Officers salute police boss, mayor at wake for slain officer
NEW YORK (AP) — Mayor Bill de Blasio drew salutes from some officers at the wake for a second slain New York Police Department officer after the city’s police commissioner urged his ranks to refrain from making political statements.
The uniformed police officers showed respect rather than disdain for de Blasio when he arrived with Police Commissioner William Bratton, with some saluting as the men entered at the start of the daylong event for Officer Wenjian Liu. His funeral arrangements had been delayed so relatives from China could travel to New York.
Liu and and his partner, Officer Rafael Ramos were fatally shot in their patrol car on a Brooklyn street two weeks ago by Ismaaiyl Brinsley, who killed himself as police closed in. Brinsley had made references online to the killings of unarmed black men at the hands of white police officers, vowing to put “wings on pigs.”
Investigators say Brinsley was an emotionally disturbed loner who started off his rampage by shooting and wounding an ex-girlfriend in Baltimore.
The police killings ramped up emotions in the already-tense national debate over police conduct. Since Ramos and Liu were killed, police in New York have investigated at least 70 threats made against officers, and more than a dozen people have been arrested.
For de Blasio, the gesture of respect during the wake contrasted with the back-turning insults hundreds of officers displayed last week toward video screens showing the mayor speaking at Ramos’ funeral. Bratton had urged rank-and-file officers not to make political statements at Liu’s wake and funeral.
“A hero’s funeral is about grieving, not grievance,” Bratton said in a memo read to all commands at roll calls Friday and Saturday. “I issue no mandates, and I make no threats of discipline, but I remind you that when you don the uniform of this department, you are bound by the tradition, honor and decency that go with it.”
Police union officials, who are negotiating a contract with the city, had accused de Blasio of helping foster an anti-police atmosphere by supporting demonstrations following the chokehold death of an unarmed black man in the New York City borough of Staten Island who resisted arrest.

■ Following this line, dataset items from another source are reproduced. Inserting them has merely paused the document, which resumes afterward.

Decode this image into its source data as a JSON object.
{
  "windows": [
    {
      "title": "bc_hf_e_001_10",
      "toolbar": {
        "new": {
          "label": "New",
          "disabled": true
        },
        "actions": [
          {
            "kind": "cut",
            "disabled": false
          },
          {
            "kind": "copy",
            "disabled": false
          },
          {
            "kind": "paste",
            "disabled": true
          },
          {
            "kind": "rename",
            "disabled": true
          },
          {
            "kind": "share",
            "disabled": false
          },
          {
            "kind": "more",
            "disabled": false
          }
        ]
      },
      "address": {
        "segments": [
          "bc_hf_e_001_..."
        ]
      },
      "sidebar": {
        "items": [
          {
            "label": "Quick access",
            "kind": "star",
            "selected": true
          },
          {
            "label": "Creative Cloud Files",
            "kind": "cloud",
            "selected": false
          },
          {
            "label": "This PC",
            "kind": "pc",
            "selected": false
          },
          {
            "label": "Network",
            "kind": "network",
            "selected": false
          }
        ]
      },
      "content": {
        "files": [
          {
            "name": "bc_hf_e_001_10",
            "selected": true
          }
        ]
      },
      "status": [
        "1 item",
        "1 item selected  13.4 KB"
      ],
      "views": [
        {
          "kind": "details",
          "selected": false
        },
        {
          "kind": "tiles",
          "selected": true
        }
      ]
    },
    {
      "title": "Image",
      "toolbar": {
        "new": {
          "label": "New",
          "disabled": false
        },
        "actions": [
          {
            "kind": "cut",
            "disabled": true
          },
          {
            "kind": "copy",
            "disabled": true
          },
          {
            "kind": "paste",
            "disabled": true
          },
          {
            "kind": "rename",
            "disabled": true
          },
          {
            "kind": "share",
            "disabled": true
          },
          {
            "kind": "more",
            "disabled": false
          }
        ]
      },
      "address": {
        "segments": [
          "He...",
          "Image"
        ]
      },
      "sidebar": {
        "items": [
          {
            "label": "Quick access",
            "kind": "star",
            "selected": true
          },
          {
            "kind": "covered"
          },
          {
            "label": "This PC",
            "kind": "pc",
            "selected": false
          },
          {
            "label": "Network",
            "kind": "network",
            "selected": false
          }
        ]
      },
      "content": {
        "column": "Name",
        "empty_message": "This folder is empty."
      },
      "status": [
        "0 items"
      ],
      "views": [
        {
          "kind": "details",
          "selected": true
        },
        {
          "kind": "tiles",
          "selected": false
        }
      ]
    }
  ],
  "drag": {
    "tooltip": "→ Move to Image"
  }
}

The back-turning at Ramos’ funeral mimicked what some police union officials did outside a hospital when the officers were killed two weeks ago.
Hundreds of uniformed police officers from around the U.S. streamed into the wake for Liu.
“This is a really tragic story,” said New York Gov. Andrew Cuomo, who attended the wake two days after the death of his father — former New York Gov. Mario Cuomo.
He noted that Liu and his wife were newlyweds who had just moved into a home months into their marriage.
“She’s now a widow,” he said. “This is really pointless. It had nothing to do with them. They did nothing wrong. It wasn’t about them. It was pure and random hatred.”
Cuomo also expressed his own sorrow.
“Today is not the day for my dad, but I can say I miss him already. There’s a hole in my heart,” he said.
Liu’s funeral was scheduled for Sunday with a Chinese ceremony led by Buddhist monks to be followed by a traditional police ceremony with eulogies led by a chaplain. Burial will follow at Cypress Hills Cemetery.
The 32-year-old officer had been on the police force for seven years and had gotten married two months before he was killed. His widow, Pei Xia Chen, spoke tearfully days after the shooting.
Uniformed officers from across the U.S. were among the first in line Saturday at Liu’s wake. About 20 officers from the Los Angeles Police Department traveled to Brooklyn to pay their respects to the fallen policeman.
“When it happens here, it happens to us,” LAPD Officer Hannu Tarjamo said. “It doesn’t matter if it happens here, or in L.A., or in Louisiana. It’s an act of savagery that should be condemned by society.”
Luda Kaplan, 67, of Brooklyn, carried a handmade sign with a heart and “NYPD” on it as she stood across the street from the funeral home. She said her son-in-law was an NYPD officer for 20 years.
“When he left every morning at 4:30 a.m., we didn’t know if he would come home,” she said.